11:09 $ otool -L with-cf 
with-cf:
        /System/Library/Frameworks/CoreFoundation.framework/Versions/A/CoreFoundation (compatibility version 150.0.0, current version 1971.0.0)
        /usr/lib/libSystem.B.dylib (compatibility version 1.0.0, current version 1319.100.3)
11:12 $ otool -L no-cf 
no-cf:
        /usr/lib/libSystem.B.dylib (compatibility version 1.0.0, current version 1319.100.3)

Benchmarking on my local machine shows a ~0.3 ms difference (approx) in overhead from CoreFoundation on a recent-model M2 MBP:

$ hyperfine -S none -w 10 -m 100 './no-cf' './with-cf'
Benchmark 1: ./no-cf
  Time (mean ± σ):       0.9 ms ±   0.1 ms    [User: 0.3 ms, System: 0.3 ms]
  Range (min … max):     0.8 ms …   1.5 ms    3092 runs
 
  Warning: Statistical outliers were detected. Consider re-running this benchmark on a quiet system without any interferences from other programs. It might help to use the '--warmup' or '--prepare' options.
 
Benchmark 2: ./with-cf
  Time (mean ± σ):       1.2 ms ±   0.1 ms    [User: 0.6 ms, System: 0.4 ms]
  Range (min … max):     1.1 ms …   1.8 ms    1803 runs
 
  Warning: Statistical outliers were detected. Consider re-running this benchmark on a quiet system without any interferences from other programs. It might help to use the '--warmup' or '--prepare' options.
 
Summary
  './no-cf' ran
    1.41 ± 0.14 times faster than './with-cf'

mmastrac avatar Oct 28 '23 17:10 mmastrac

Okay, and have you figured out what "the work" is that is impacting performance?
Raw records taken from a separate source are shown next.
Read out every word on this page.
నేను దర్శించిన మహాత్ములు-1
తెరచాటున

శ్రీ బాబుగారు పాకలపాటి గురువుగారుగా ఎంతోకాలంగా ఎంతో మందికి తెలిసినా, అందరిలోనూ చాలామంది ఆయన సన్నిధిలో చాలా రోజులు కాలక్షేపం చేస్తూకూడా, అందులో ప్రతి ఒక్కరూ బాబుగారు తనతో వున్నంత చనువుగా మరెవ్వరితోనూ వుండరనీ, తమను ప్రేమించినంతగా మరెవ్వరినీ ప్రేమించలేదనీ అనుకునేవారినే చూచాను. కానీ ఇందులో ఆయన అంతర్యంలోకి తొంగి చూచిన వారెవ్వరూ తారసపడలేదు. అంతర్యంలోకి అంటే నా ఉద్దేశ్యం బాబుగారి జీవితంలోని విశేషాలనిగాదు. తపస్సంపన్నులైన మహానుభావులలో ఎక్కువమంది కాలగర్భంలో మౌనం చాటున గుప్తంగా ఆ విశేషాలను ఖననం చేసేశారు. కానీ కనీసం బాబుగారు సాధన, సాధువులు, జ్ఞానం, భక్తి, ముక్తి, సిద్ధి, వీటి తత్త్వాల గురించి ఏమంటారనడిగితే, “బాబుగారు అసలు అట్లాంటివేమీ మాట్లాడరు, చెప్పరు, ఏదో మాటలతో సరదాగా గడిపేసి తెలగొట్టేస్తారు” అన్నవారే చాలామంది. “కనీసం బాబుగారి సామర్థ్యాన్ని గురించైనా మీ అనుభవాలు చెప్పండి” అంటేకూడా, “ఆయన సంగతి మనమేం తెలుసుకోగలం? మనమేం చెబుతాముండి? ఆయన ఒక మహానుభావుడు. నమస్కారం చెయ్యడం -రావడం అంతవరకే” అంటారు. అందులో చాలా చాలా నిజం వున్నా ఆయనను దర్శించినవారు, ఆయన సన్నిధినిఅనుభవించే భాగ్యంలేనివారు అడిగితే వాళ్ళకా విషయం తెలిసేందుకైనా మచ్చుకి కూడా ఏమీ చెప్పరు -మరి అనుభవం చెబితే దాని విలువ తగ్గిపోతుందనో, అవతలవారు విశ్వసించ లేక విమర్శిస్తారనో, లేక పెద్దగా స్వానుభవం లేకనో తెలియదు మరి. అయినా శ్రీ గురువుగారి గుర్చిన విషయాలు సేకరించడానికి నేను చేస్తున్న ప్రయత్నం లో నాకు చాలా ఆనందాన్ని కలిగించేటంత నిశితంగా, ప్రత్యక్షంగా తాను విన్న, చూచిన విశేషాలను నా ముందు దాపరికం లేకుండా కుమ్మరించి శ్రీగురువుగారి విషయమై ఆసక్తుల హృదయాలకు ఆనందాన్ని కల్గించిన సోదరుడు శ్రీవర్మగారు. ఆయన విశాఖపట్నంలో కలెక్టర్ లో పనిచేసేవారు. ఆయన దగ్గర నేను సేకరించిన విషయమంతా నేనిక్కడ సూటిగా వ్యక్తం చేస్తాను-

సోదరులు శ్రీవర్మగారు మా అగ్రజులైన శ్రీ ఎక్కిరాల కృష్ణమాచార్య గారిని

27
I wonder if there is something here that we (in chrono or our dependencies) should be doing more lazily so you're not impacted at all.

djc avatar Oct 28 '23 20:10 djc

At least on Mac, I suspect we would need to upstream changes to the iana-time-zone crate to open the CoreFoundation framework on first use. It's likely we'll do that as well, though it's a more complex patch.

The extra time is unfortunately just what the OSX loader appears to require to load the framework. It doesn't require using a TZ -- just linking the framework is enough to pay that penalty.

I suspect (most) other platforms don't pull in link-time libraries for the current TZ so it's very likely a Mac-only issue.

mmastrac avatar Oct 29 '23 03:10 mmastrac

Hey, the time is spent by dyld loading every dynamic framework on macOS before app's main() is called. DYLD_PRINT_STATISTICS var can be used to measure time spent loading frameworks.

Ref https://medium.com/@erichoracek/how-we-cut-our-ios-apps-launch-time-in-half-with-this-one-cool-trick-7aca2011e2ea

littledivy avatar Oct 29 '23 03:10 littledivy

Can this issue be closed now that the clock feature into clock and now (#1343)?